No sooner had the 2016 election results been certified than a geyser of protests gushed from the Democratic Party and their vanquished candidate. Hillary Clinton had won the popular vote by 2.1 percentage points but lost in the electoral college. "Unfair," squawked her disciples.
In the months since the crushing defeat, the Democratic Party has operated a below the radar campaign to tamper with the rules for electing future presidents. Some 12, mostly blue states, have already linked hands in an effort to institute a National Popular Interstate Compact.
Legislatures in theses states have agreed to commit their delegates to casting their ballots in the electoral college for the candidate who wins the nationwide popular vote. The inference is that even if a Republican garners the most votes, the "blue" delegates will back that candidate.
In reality, that is an unimaginable outcome. Therefore, it is a mostly symbolic effort. Abolishing the electoral college would require a constitutional amendment, a cumbersome process which would likely drone on for years and requires ratification by three-fourths of the states (38).
The prospects for such an amendment are dim based on the current political landscape. However, it won't stop the Democrats from building momentum for abolition. The compact is a stalking horse the party has chosen to spark a national discussion that will lead to a consensus for change.
On the face of it, electing a president by popular votes sounds empirically logical. After all, senators, governors, legislators, mayors win office by collecting the most votes. There is no intermediary such as an electoral college. However, these are local or statewide elections, not national contests.
The framers of the constitution knew the risk to democracy of a popularly elected president. They fretted at the time that a handful of states or large cities would effectively elect the president by the sheer size of their population. Their concerns are even more legitimate 231 years later.

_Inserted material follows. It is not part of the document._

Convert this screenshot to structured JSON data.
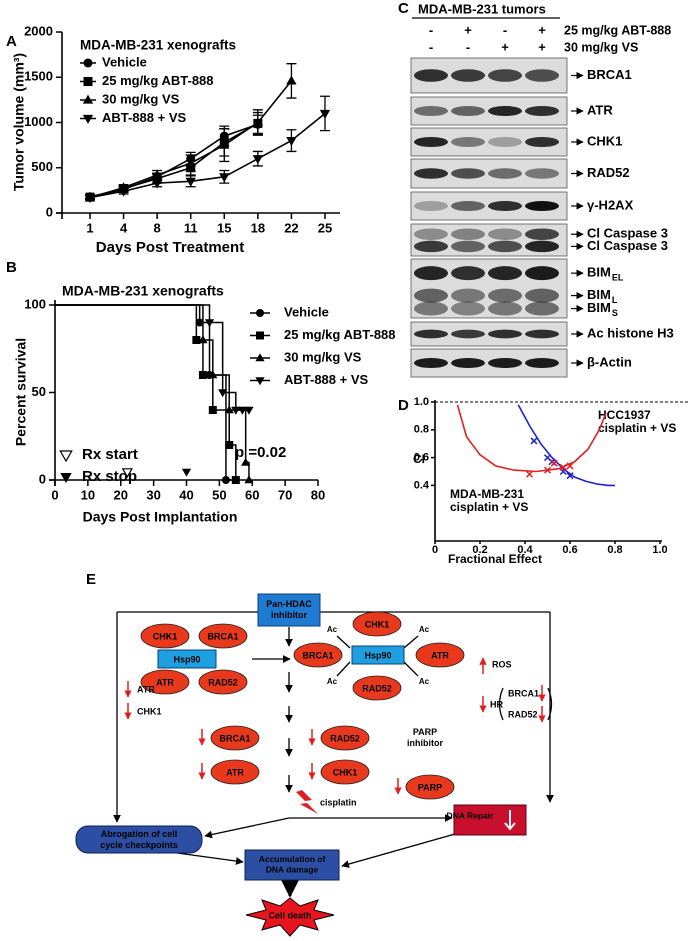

In 2016, Hillary Clinton carried the popular vote by a 2.86 million margin. However, Trump captured 2,623 counties versus 489 for Clinton. Trump won more states: 30 to 20. Clinton's popular edge was built largely on Los Angeles County and the New York City boroughs.

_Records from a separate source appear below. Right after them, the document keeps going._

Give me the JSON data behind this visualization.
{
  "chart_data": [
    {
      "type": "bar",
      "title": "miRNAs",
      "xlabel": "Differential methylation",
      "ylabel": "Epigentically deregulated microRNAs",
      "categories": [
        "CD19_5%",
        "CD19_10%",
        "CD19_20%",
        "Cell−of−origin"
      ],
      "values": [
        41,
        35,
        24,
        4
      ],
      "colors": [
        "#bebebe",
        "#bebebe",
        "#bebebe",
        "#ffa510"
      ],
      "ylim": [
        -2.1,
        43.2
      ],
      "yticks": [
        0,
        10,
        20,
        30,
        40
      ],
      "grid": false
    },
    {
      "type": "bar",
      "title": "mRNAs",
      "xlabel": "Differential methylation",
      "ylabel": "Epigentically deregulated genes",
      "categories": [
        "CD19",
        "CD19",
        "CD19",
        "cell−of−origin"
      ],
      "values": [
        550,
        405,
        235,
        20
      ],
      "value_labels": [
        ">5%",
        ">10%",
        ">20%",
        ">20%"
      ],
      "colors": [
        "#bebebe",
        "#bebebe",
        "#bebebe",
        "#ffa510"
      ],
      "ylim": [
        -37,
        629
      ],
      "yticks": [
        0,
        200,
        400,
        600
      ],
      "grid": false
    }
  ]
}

In Los Angeles, Clinton won by 1.2 million votes. In New York City boroughs, her margin was identical: 1.2 million. The single state of California voted three-to-one for Clinton, giving her a 4.3 million cushion in the popular vote. California's size would allow it to influence every popular vote.
In the states Trump won, his margin averaged 56 percent of the votes cast. Had Trump just taken 40 percent of the vote in California and New York, he would have captured the popular vote title. This illustrates the inflated power a few states could have in electing the president.
An analysis of the 2016 race, makes it clear that without the electoral college, the contest would never be a national election. By examining the vote totals, a candidate's path to victory in a popular vote would be narrowed to 14 states, which accounted for 65 percent of the ballots cast.
By winning 58 percent of the votes in those states, a candidate would almost assure a popular vote victory. The other 36 states would be reduced to a footnote for practical purposes. Should a relative handful of states pick the next president? Your answer depends on where you live.
The 14 states are California, Florida, New York, Pennsylvania, Texas, Ohio, Illinois, Georgia, Michigan, North Carolina, Massachusetts, New Jersey, Virginia and Washington. For some perspective, California had twice as many voters as the 14 smallest states combined.
Those advocates for scrapping the electoral college argue the popular vote would improve public policy. In their view, today's election methodology incentivizes the president-elect to cater to swing states at the expense of a broad national approach. That contention is folly in the extreme.
A popular vote election would mean that the Oval Office occupant would zero in on the wishes of 14 states, many of which just happen to be controlled by Democrats. Who cares what Alaska or Maine or Wyoming want in the way of public policy? The same political inducements would remain.
Others argue, although hopefully not seriously, that every vote would count if the election was decided by a popular tally. Not really. If a candidate received one of every two votes in California, it would be worth a lot more than one of every two votes in Idaho. Population size matters.
A bit of historical perspective sheds some light on the controversy. In all the presidential elections in America, only four times has a candidate won the popular vote and lost the election. It happened three times before 1900: 1824, 1876 and 1888. It has occurred only twice since then: 2000 and 2016.
Coincidentally both recent instances involved Democrats. Al Gore lost in the electoral college but tallied 540,000 more votes than George Bush in 2000. Perhaps, that explains why Democrats are motivated to champion rewriting the constitution to benefit their party.
Those delegates to the Constitutional Convention in 1787 were a lot smarter and more fair minded than today's political charlatans. Their plan for presidential elections preserved the leverage of every state to decide who lives in the White House. It was genius. It should be left alone.